Они рассказывали мне наперебой, я оглядывался и удивлялся: да это люди! вполне люди! Вот они улыбаются! Вот они искренно изъясняют, как хотели только хорошего. Ну а если так повернётся ещё, что опять придётся им меня судить? — вот в этом зале (мне показывают главный зал).

Так что ж, и осудят.

Кто ж у истока — курица или яйцо? люди или система?

Несколько веков была у нас пословица: не бойся закона — бойся судьи.

Но, мне кажется, Закон перешагнул уже через людей, люди отстали в жестокости. И пора эту пословицу вывернуть: не бойся судьи — бойся закона.

Абакумовского конечно.

Вот они выходят на трибуну, обсуждая «Ивана Денисовича». Вот они обрадованно говорят, что книга эта облегчила их совесть (так и говорят...). Признают, что я дал картину ещё очень смягчённую, что каждый из них знает более тяжёлые лагеря. (Так — ведали?..) Из семидесяти человек, сидящих по подкове, несколько выступающих оказываются сведущими в литературе, даже читателями «Нового мира», они жаждут реформ, живо судят о наших общественных язвах, о запущенности деревни...

Я сижу и думаю: если первая крохотная капля правды разорвалась как психологическая бомба — что же будет в нашей стране, когда Правда обрушится водопадами?

А — обрушится, ведь не миновать.

 

 

← Оглавление          Глава 8 →



[1] Заседали в самый день амнистии, работа не терпит.

[2] От тюрем к воспитательным учреждениям, с. 38.

[3] Мы это видим порой на современном Западе и не можем восхититься. Именно этого опасался Достоевский, душою уйдя далеко вперёд от нашей тогдашней жизни.

[4] Группа Ч-на.

[5] Этого мы не знали. Это нам газета «Известия» рассказала (П. Ромашкин. Некоторые вопросы уголовного законодательства // Известия, 27 июля 1957, с. 2).

[6] Как Бабаев им крикнул, правда бытовик: «Да намордника мне хоть триста лет вешайте! И до смерти за вас руки не подыму, благодетели!» (Здесь «намордник»— лишение политических прав.)

[7] Лозовский теперь кандидат медицинских наук, живёт в Москве, у него всё благополучно.
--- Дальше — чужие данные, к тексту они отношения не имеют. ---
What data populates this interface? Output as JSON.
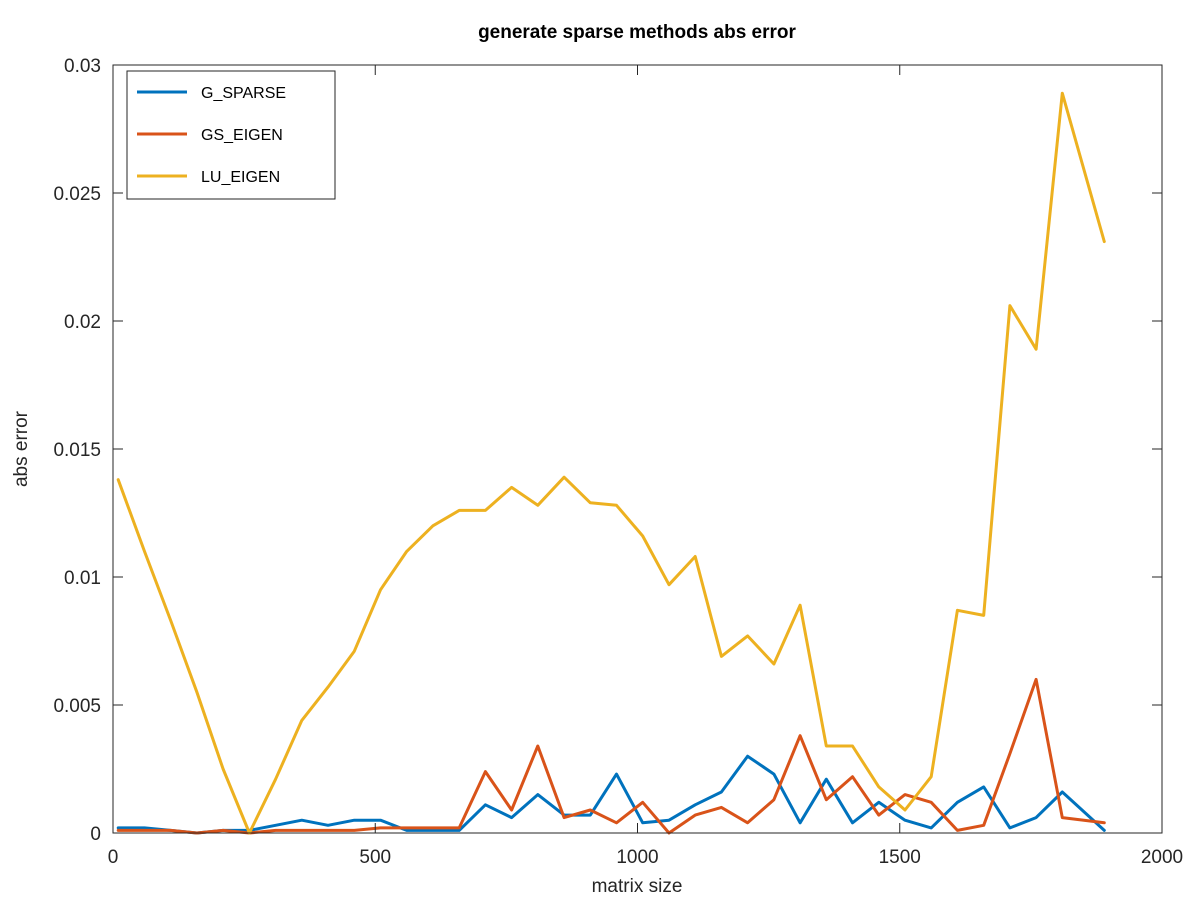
{
  "figure": {
    "background": "#ffffff"
  },
  "chart_data": {
    "type": "line",
    "title": "generate sparse methods abs error",
    "xlabel": "matrix size",
    "ylabel": "abs error",
    "xlim": [
      0,
      2000
    ],
    "ylim": [
      0,
      0.03
    ],
    "xticks": [
      0,
      500,
      1000,
      1500,
      2000
    ],
    "xtick_labels": [
      "0",
      "500",
      "1000",
      "1500",
      "2000"
    ],
    "yticks": [
      0,
      0.005,
      0.01,
      0.015,
      0.02,
      0.025,
      0.03
    ],
    "ytick_labels": [
      "0",
      "0.005",
      "0.01",
      "0.015",
      "0.02",
      "0.025",
      "0.03"
    ],
    "grid": false,
    "legend_position": "top-left",
    "x": [
      10,
      60,
      110,
      160,
      210,
      260,
      310,
      360,
      410,
      460,
      510,
      560,
      610,
      660,
      710,
      760,
      810,
      860,
      910,
      960,
      1010,
      1060,
      1110,
      1160,
      1210,
      1260,
      1310,
      1360,
      1410,
      1460,
      1510,
      1560,
      1610,
      1660,
      1710,
      1760,
      1810,
      1890
    ],
    "series": [
      {
        "name": "G_SPARSE",
        "color": "#0072bd",
        "values": [
          0.0002,
          0.0002,
          0.0001,
          0.0,
          0.0001,
          0.0001,
          0.0003,
          0.0005,
          0.0003,
          0.0005,
          0.0005,
          0.0001,
          0.0001,
          0.0001,
          0.0011,
          0.0006,
          0.0015,
          0.0007,
          0.0007,
          0.0023,
          0.0004,
          0.0005,
          0.0011,
          0.0016,
          0.003,
          0.0023,
          0.0004,
          0.0021,
          0.0004,
          0.0012,
          0.0005,
          0.0002,
          0.0012,
          0.0018,
          0.0002,
          0.0006,
          0.0016,
          0.0001
        ]
      },
      {
        "name": "GS_EIGEN",
        "color": "#d95319",
        "values": [
          0.0001,
          0.0001,
          0.0001,
          0.0,
          0.0001,
          0.0,
          0.0001,
          0.0001,
          0.0001,
          0.0001,
          0.0002,
          0.0002,
          0.0002,
          0.0002,
          0.0024,
          0.0009,
          0.0034,
          0.0006,
          0.0009,
          0.0004,
          0.0012,
          0.0,
          0.0007,
          0.001,
          0.0004,
          0.0013,
          0.0038,
          0.0013,
          0.0022,
          0.0007,
          0.0015,
          0.0012,
          0.0001,
          0.0003,
          0.0031,
          0.006,
          0.0006,
          0.0004
        ]
      },
      {
        "name": "LU_EIGEN",
        "color": "#edb120",
        "values": [
          0.0138,
          0.011,
          0.0083,
          0.0055,
          0.0025,
          0.0,
          0.0021,
          0.0044,
          0.0057,
          0.0071,
          0.0095,
          0.011,
          0.012,
          0.0126,
          0.0126,
          0.0135,
          0.0128,
          0.0139,
          0.0129,
          0.0128,
          0.0116,
          0.0097,
          0.0108,
          0.0069,
          0.0077,
          0.0066,
          0.0089,
          0.0034,
          0.0034,
          0.0018,
          0.0009,
          0.0022,
          0.0087,
          0.0085,
          0.0206,
          0.0189,
          0.0289,
          0.0231
        ]
      }
    ]
  }
}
Чульпенёв — водитель троллейбуса.

[8] Серёгин Виктор Андреевич сейчас в Москве, работает в комбинате бытового обслуживания при Моссовете. Живёт хорошо.

[9] А ещё десять прошло — и снова какая ж хмарь непроглядная! (Примеч. 1978 г.)

[10] А Бойков. Право защищать // Известия, 9 июня 1964, с. 3. — Тут интересен взгляд на судебную защиту!.. А в 1918 судей, выносящих слишком мягкие приговоры, В.И. Ленин требовал исключать из партии.